Luke 3:21–38: Luke describes the baptism of Jesus in an almost matter-of-fact way. What’s interesting here is that Jesus was baptized along with “all the people,“—almost as if he were just one of the crowd. There is no recorded conversation between John and Jesus. Rather, while Jesus was praying, Luke tells us that “the Holy Spirit descended upon him in bodily form like a dove.” (22a) I think the dove gives a concreteness about the Holy Spirit to Luke’s Gentile audience, who grew up with gods represented in corporeal form. As the dove descends, “a voice came from heaven, “You are my Son, the Beloved; with you I am well pleased.” (22b)

The question hangs in the air: did Jesus alone hear the voice or did the crowd? If the voice was audible to others, I think Luke would have recorded the crowd’s reaction, or at least John’s. This leads me to believe the voice was heard by Jesus alone. In any event, it is the signal that Jesus’ public ministry is about to begin and that it has been sanctified by God himself.

Luke has one final detail to attend to. I’m sure his Gentile audience would really be wondering what this “Son of God” business was about. It would be extremely easy to spiritualize Jesus at this point, making him different from other men and best and non-human at worst. To make it completely clear that Jesus was fully human, Luke inserts the genealogy of Jesus here.

Matthew, writing to Jews, traces Jesus back to David, emphasizing Jesus’ claim to be the Davidic Messiah. Luke, on the other hand, writes out Jesus’ ancestry, ignoring David, tracing it not only back to Abraham but then back to Adam himself, who was also a small-s son of God. It’s another subtle reference that Jesus is the Son for all humans, not just Jews.

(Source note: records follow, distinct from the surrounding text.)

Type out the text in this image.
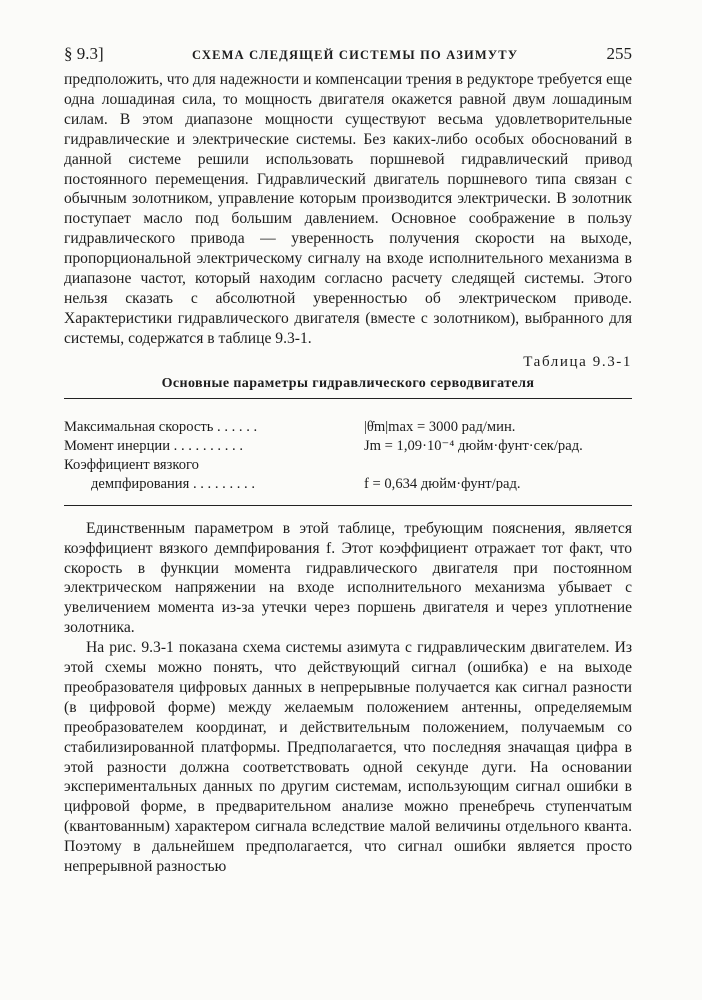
§ 9.3]	СХЕМА СЛЕДЯЩЕЙ СИСТЕМЫ ПО АЗИМУТУ	255

предположить, что для надежности и компенсации трения в редукторе требуется еще одна лошадиная сила, то мощность двигателя окажется равной двум лошадиным силам. В этом диапазоне мощности существуют весьма удовлетворительные гидравлические и электрические системы. Без каких-либо особых обоснований в данной системе решили использовать поршневой гидравлический привод постоянного перемещения. Гидравлический двигатель поршневого типа связан с обычным золотником, управление которым производится электрически. В золотник поступает масло под большим давлением. Основное соображение в пользу гидравлического привода — уверенность получения скорости на выходе, пропорциональной электрическому сигналу на входе исполнительного механизма в диапазоне частот, который находим согласно расчету следящей системы. Этого нельзя сказать с абсолютной уверенностью об электрическом приводе. Характеристики гидравлического двигателя (вместе с золотником), выбранного для системы, содержатся в таблице 9.3-1.

Таблица 9.3-1
Основные параметры гидравлического серводвигателя
Максимальная скорость . . . . . .	|θ̇m|max = 3000 рад/мин.
Момент инерции . . . . . . . . . .	Jm = 1,09·10⁻⁴ дюйм·фунт·сек/рад.
Коэффициент вязкого
демпфирования . . . . . . . . .	f = 0,634 дюйм·фунт/рад.

Единственным параметром в этой таблице, требующим пояснения, является коэффициент вязкого демпфирования f. Этот коэффициент отражает тот факт, что скорость в функции момента гидравлического двигателя при постоянном электрическом напряжении на входе исполнительного механизма убывает с увеличением момента из-за утечки через поршень двигателя и через уплотнение золотника.

На рис. 9.3-1 показана схема системы азимута с гидравлическим двигателем. Из этой схемы можно понять, что действующий сигнал (ошибка) e на выходе преобразователя цифровых данных в непрерывные получается как сигнал разности (в цифровой форме) между желаемым положением антенны, определяемым преобразователем координат, и действительным положением, получаемым со стабилизированной платформы. Предполагается, что последняя значащая цифра в этой разности должна соответствовать одной секунде дуги. На основании экспериментальных данных по другим системам, использующим сигнал ошибки в цифровой форме, в предварительном анализе можно пренебречь ступенчатым (квантованным) характером сигнала вследствие малой величины отдельного кванта. Поэтому в дальнейшем предполагается, что сигнал ошибки является просто непрерывной разностью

It’s also crucial, I think, that Luke traces Jesus back through the male side of his ancestors [Joseph finally gets some credit!] This makes it clear that Jesus was indeed the literal Son of God, although many other sons came between Adam and Jesus. Luke notes that “He was the son (as was thought) of Joseph son of Heli,…” (23) so that we don’t forget that Jesus is the direct descendant of God through Mary. But the genealogy makes Jesus’ bona fides equally clear to an audience (including me) that might still be struggling with the concept of the virgin birth.